Children may contribute their greater fluency in English and their facility with new technology, but they broker best when parents are there to actively contribute their adult perspectives on family needs. Collaborative engagement with technology provides powerful opportunities for parents and children to exchange expert and learner roles, and for both to learn new skills and information in the process.
The difficulties of online brokering
That being said, children find brokering online more difficult than other brokering activities. This past year, my colleagues and I conducted a study specifically on children’s online search and brokering behaviours. It became clear that they find brokering online more taxing than brokering other media content.
Fernanda (age 14) described online brokering by saying:
It takes forever, ‘cause when I translate what [my mom] wants, she’s like, ‘Oh, since you’re online, check out something [else] for me’ … [and then] we’re there for like a good hour … because she wants to keep branching out somewhere.
Amelia (age 13) agreed, saying:
I prefer [brokering paper documents] than internet for the same reason … online, you search for something and you get something else that you weren’t searching for, so then it messes you up.
These experiences reflect two important points: first, the ability to seamlessly navigate vast amounts of content, which is usually considered a benefit of seeking information online, can be cognitively overloading for child brokers. They found self-contained tasks, like brokering a letter, easier to control. Second, being the intermediary for family connectivity can be challenging for children, even as it enables important connections
A family affair
And finally, children’s brokering is not an ‘immigrant thing’ – it’s a family thing. If you or anyone you know has had a child teach you how to download an app or send a text message, you have relied on a child’s media brokering skills. While children whose immigrant parents have limited English proficiency, formal education and/or experience with technology, and engage in more media brokering than other children, these activities are not unique.
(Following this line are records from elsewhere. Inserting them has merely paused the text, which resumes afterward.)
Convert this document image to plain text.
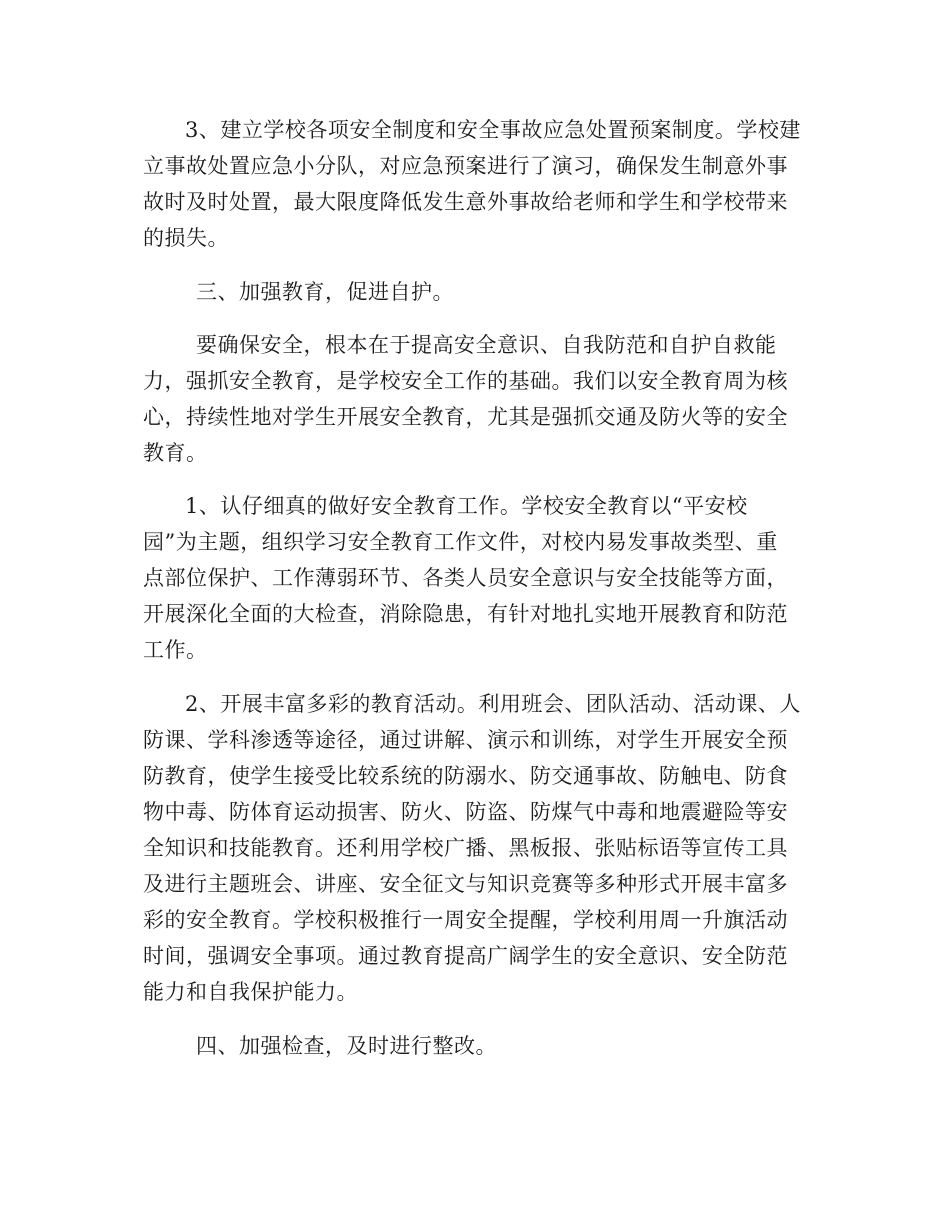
3、建立学校各项安全制度和安全事故应急处置预案制度。学校建
立事故处置应急小分队，对应急预案进行了演习，确保发生制意外事
故时及时处置，最大限度降低发生意外事故给老师和学生和学校带来
的损失。
三、加强教育，促进自护。
要确保安全，根本在于提高安全意识、自我防范和自护自救能
力，强抓安全教育，是学校安全工作的基础。我们以安全教育周为核
心，持续性地对学生开展安全教育，尤其是强抓交通及防火等的安全
教育。
1、认仔细真的做好安全教育工作。学校安全教育以“平安校
园”为主题，组织学习安全教育工作文件，对校内易发事故类型、重
点部位保护、工作薄弱环节、各类人员安全意识与安全技能等方面，
开展深化全面的大检查，消除隐患，有针对地扎实地开展教育和防范
工作。
2、开展丰富多彩的教育活动。利用班会、团队活动、活动课、人
防课、学科渗透等途径，通过讲解、演示和训练，对学生开展安全预
防教育，使学生接受比较系统的防溺水、防交通事故、防触电、防食
物中毒、防体育运动损害、防火、防盗、防煤气中毒和地震避险等安
全知识和技能教育。还利用学校广播、黑板报、张贴标语等宣传工具
及进行主题班会、讲座、安全征文与知识竞赛等多种形式开展丰富多
彩的安全教育。学校积极推行一周安全提醒，学校利用周一升旗活动
时间，强调安全事项。通过教育提高广阔学生的安全意识、安全防范
能力和自我保护能力。
四、加强检查，及时进行整改。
In fact, preliminary findings from our recent national survey of lower-income parents revealed that White, Black and English-speaking Hispanic parents in the US also rely on children’s media brokering, especially if they have less formal schooling and household income. Our findings reinforce that for families with limited resources, children are likely to be important conduits to the opportunities that new technologies can offer.
The challenge of brokering
In sum, the digital immigrant/native divide does not hold up in my research on immigrant and low-income families in the US. Intergenerational cooperation around technology use is common, and provides potential learning gains for parents and children alike, although this is not to say that these interactions are always easy.
Children still find online brokering challenging, which is why it is so important for these young people to have trusted support outside of their families to turn to for help. Providing help not only means giving technical assistance; it also means recognising and respecting what children do for, and with, their parents as a considerable family strength.